The prophet’s greatest enemy is usually the top brass in his field. Billy Mitchell was court-martialed in his day because he saw beyond his contemporaries in aviation. He was granted a posthumous award. That reminds us of our Lord’s biting words to the Pharisees who built tombs for the prophets and garnished the sepulchers of the righteous whom their forefathers slew) Matthew 23:29-31). Amos had his Amaziah and the early church had to cont4nd with the religious hierarchy. And our Lord had His greatest controversy continually with scribes and Pharisees. Whether in the world or in the church, look out for the swivel-chair authorities who murder prophets in one generation and memorialize them in the next!

Getting under people’s skin

Years ago, when I was pastor of the old First Baptist Church in Charleston, South Carolina, I preached the commencement sermon once and conducted chapel several times at the Citadel, the military college. The Commandant was General Summerall, once Chief of Staff, a fine old soldier. I remember that he turned to me after one of the services and said simply, “You get under these boys’ skins.” I have wished many times since to be the kind of preacher who would always do just that. Too much preaching nowadays pats the back and tickles the ear, but does not get under the skin. There is no conviction and therefore no conversion. I am thinking not only of the ministry of reproof and rebuke but also of the message of inspiration, of encouragement, of comfort. People go out of church at noon with the depths unstirred, the heart untouched, the conscience unpricked. Of course, it is dangerous preaching at times. When Stephen preached, the people were cut to the heart and he died for it. He got under the skin. Paul was good at getting under the skin and the world gave him no plaques or dinner in his honor. And the Greatest of all got under so many skins that the crowds crucified Him. He set the example and His gospel does no good until it gets under the skin.

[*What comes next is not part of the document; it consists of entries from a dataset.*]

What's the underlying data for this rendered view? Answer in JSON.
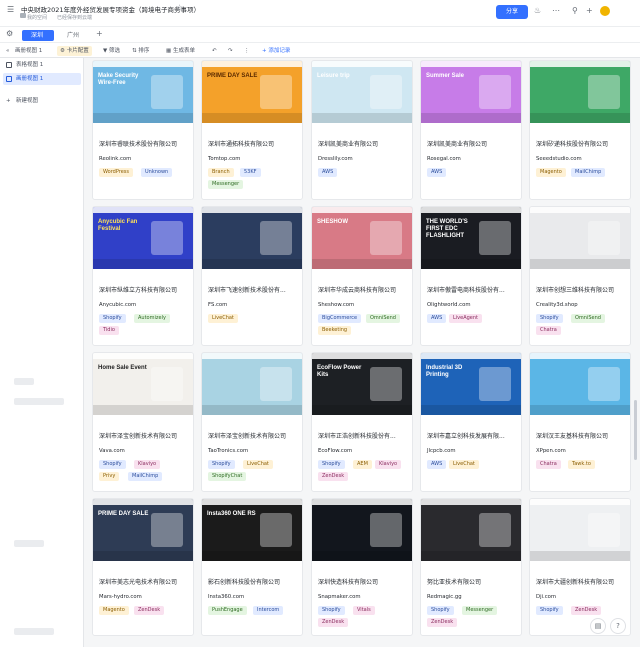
{
  "header": {
    "title": "中央财政2021年度外经贸发展专项资金（跨境电子商务事项）",
    "location": "我的空间",
    "save_status": "已经保存到云端",
    "share_label": "分享"
  },
  "tabs": [
    {
      "label": "深圳"
    },
    {
      "label": "广州"
    }
  ],
  "toolbar": {
    "view_label": "画册视图 1",
    "card_config_label": "卡片配置",
    "filter_label": "筛选",
    "sort_label": "排序",
    "generate_label": "生成表单",
    "add_record_label": "+ 添加记录"
  },
  "sidebar": {
    "items": [
      {
        "label": "表格视图 1"
      },
      {
        "label": "画册视图 1"
      }
    ],
    "new_view_label": "新建视图"
  },
  "cards": [
    {
      "title": "深圳市睿联技术股份有限公司",
      "url": "Reolink.com",
      "tags": [
        "WordPress",
        "Unknown"
      ]
    },
    {
      "title": "深圳市通拓科技有限公司",
      "url": "Tomtop.com",
      "tags": [
        "Branch",
        "53KF",
        "Messenger"
      ]
    },
    {
      "title": "深圳凯美商业有限公司",
      "url": "Dresslily.com",
      "tags": [
        "AWS"
      ]
    },
    {
      "title": "深圳凯美商业有限公司",
      "url": "Rosegal.com",
      "tags": [
        "AWS"
      ]
    },
    {
      "title": "深圳矽递科技股份有限公司",
      "url": "Seeedstudio.com",
      "tags": [
        "Magento",
        "MailChimp"
      ]
    },
    {
      "title": "深圳市纵维立方科技有限公司",
      "url": "Anycubic.com",
      "tags": [
        "Shopify",
        "Automizely",
        "Tidio"
      ]
    },
    {
      "title": "深圳市飞速创新技术股份有...",
      "url": "FS.com",
      "tags": [
        "LiveChat"
      ]
    },
    {
      "title": "深圳市华成云商科技有限公司",
      "url": "Sheshow.com",
      "tags": [
        "BigCommerce",
        "OmniSend",
        "Beeketing"
      ]
    },
    {
      "title": "深圳市傲雷电商科技股份有...",
      "url": "Olightworld.com",
      "tags": [
        "AWS",
        "LiveAgent"
      ]
    },
    {
      "title": "深圳市创想三维科技有限公司",
      "url": "Creality3d.shop",
      "tags": [
        "Shopify",
        "OmniSend",
        "Chatra"
      ]
    },
    {
      "title": "深圳市泽宝创新技术有限公司",
      "url": "Vava.com",
      "tags": [
        "Shopify",
        "Klaviyo",
        "Privy",
        "MailChimp"
      ]
    },
    {
      "title": "深圳市泽宝创新技术有限公司",
      "url": "TaoTronics.com",
      "tags": [
        "Shopify",
        "LiveChat",
        "ShopifyChat"
      ]
    },
    {
      "title": "深圳市正浩创新科技股份有...",
      "url": "EcoFlow.com",
      "tags": [
        "Shopify",
        "AEM",
        "Klaviyo",
        "ZenDesk"
      ]
    },
    {
      "title": "深圳市嘉立创科技发展有限...",
      "url": "Jlcpcb.com",
      "tags": [
        "AWS",
        "LiveChat"
      ]
    },
    {
      "title": "深圳汉王友基科技有限公司",
      "url": "XPpen.com",
      "tags": [
        "Chatra",
        "Tawk.to"
      ]
    },
    {
      "title": "深圳市美志光电技术有限公司",
      "url": "Mars-hydro.com",
      "tags": [
        "Magento",
        "ZenDesk"
      ]
    },
    {
      "title": "影石创新科技股份有限公司",
      "url": "Insta360.com",
      "tags": [
        "PushEngage",
        "Intercom"
      ]
    },
    {
      "title": "深圳快造科技有限公司",
      "url": "Snapmaker.com",
      "tags": [
        "Shopify",
        "Vitals",
        "ZenDesk"
      ]
    },
    {
      "title": "努比亚技术有限公司",
      "url": "Redmagic.gg",
      "tags": [
        "Shopify",
        "Messenger",
        "ZenDesk"
      ]
    },
    {
      "title": "深圳市大疆创新科技有限公司",
      "url": "Dji.com",
      "tags": [
        "Shopify",
        "ZenDesk"
      ]
    }
  ],
  "thumbs": [
    {
      "headline": "Make Security Wire-Free",
      "bg": "#6fb8e4",
      "fg": "#ffffff"
    },
    {
      "headline": "PRIME DAY SALE",
      "bg": "#f4a12a",
      "fg": "#5a2a00"
    },
    {
      "headline": "Leisure trip",
      "bg": "#cfe7f2",
      "fg": "#ffffff"
    },
    {
      "headline": "Summer Sale",
      "bg": "#c77ce8",
      "fg": "#ffffff"
    },
    {
      "headline": "",
      "bg": "#3ea866",
      "fg": "#ffffff"
    },
    {
      "headline": "Anycubic Fan Festival",
      "bg": "#3040c8",
      "fg": "#ffe25a"
    },
    {
      "headline": "",
      "bg": "#2b3d5f",
      "fg": "#ffffff"
    },
    {
      "headline": "SHESHOW",
      "bg": "#d87a86",
      "fg": "#ffffff"
    },
    {
      "headline": "THE WORLD'S FIRST EDC FLASHLIGHT",
      "bg": "#1a1c22",
      "fg": "#ffffff"
    },
    {
      "headline": "",
      "bg": "#e9eaec",
      "fg": "#333333"
    },
    {
      "headline": "Home Sale Event",
      "bg": "#f2f0ec",
      "fg": "#222222"
    },
    {
      "headline": "",
      "bg": "#a9d3e3",
      "fg": "#ffffff"
    },
    {
      "headline": "EcoFlow Power Kits",
      "bg": "#1d2024",
      "fg": "#ffffff"
    },
    {
      "headline": "Industrial 3D Printing",
      "bg": "#1e63b8",
      "fg": "#ffffff"
    },
    {
      "headline": "",
      "bg": "#5bb6e6",
      "fg": "#ffffff"
    },
    {
      "headline": "PRIME DAY SALE",
      "bg": "#2e3c55",
      "fg": "#ffffff"
    },
    {
      "headline": "Insta360 ONE RS",
      "bg": "#1b1b1b",
      "fg": "#ffffff"
    },
    {
      "headline": "",
      "bg": "#12161d",
      "fg": "#ffffff"
    },
    {
      "headline": "",
      "bg": "#2a2a2e",
      "fg": "#ffffff"
    },
    {
      "headline": "",
      "bg": "#eef0f2",
      "fg": "#222222"
    }
  ],
  "colors": {
    "accent": "#3370ff"
  }
}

Not the ways of modern publicity

Our Lord would have been the despair of any modern publicity agent. The first thirty years of His life are hidden in almost complete silence. Often, when He performed a miracle, He requested that it not be publicized. The private instruction of His disciples was largely in the mystery teaching of parables… not heavenly stories with an earthly meaning, as they are often described, but a form of teaching designed to hide the truth from those for whom it was not intended, while revealing it to those for whom it was meant. Our Lord’s brothers wanted Him to go up to Jerusalem where He would be noticed, but He went up secretly. The transfiguration was not revealed to a crowd and the Last Supper was hidden from the public. What a time the high-pressure image-makers would have had getting my Lord into the spotlight!

And what shall we say of the greatest event of all, the resurrection? That would have made the greatest publicity extravaganza of all time. Why didn’t the risen Savior appear before Herod and Caiaphas and Pilate and preach in Jerusalem? Josephus could have written it up. It would have accomplished in an instant what we have labored for centuries to prove… and the world doesn’t believe it yet. But He appeared only to His Disciples. Nobody but believers saw Him. This world never had a glimpse of Him. To this day true Christians are a secret order in a blatant, noisy world. The greatest secret of all time has been confided to us. We have paganized Easter as though anybody could crash in on the resurrection. And yet it is not a secret to be hidden, but a story to be heralded. We can enter into the experience of it, live in the power of it, anticipate the complete fulfillment of it, and in the meantime spread the good news of it. Festus described Paul’s ministry as being concerned with “one Jesus, which was dead, whom Paul affirmed to be alive” (Acts 25:19). That is it! A secret to possess, a story to proclaim, and above all, Someone to present. For He is the Resurrection and the Life.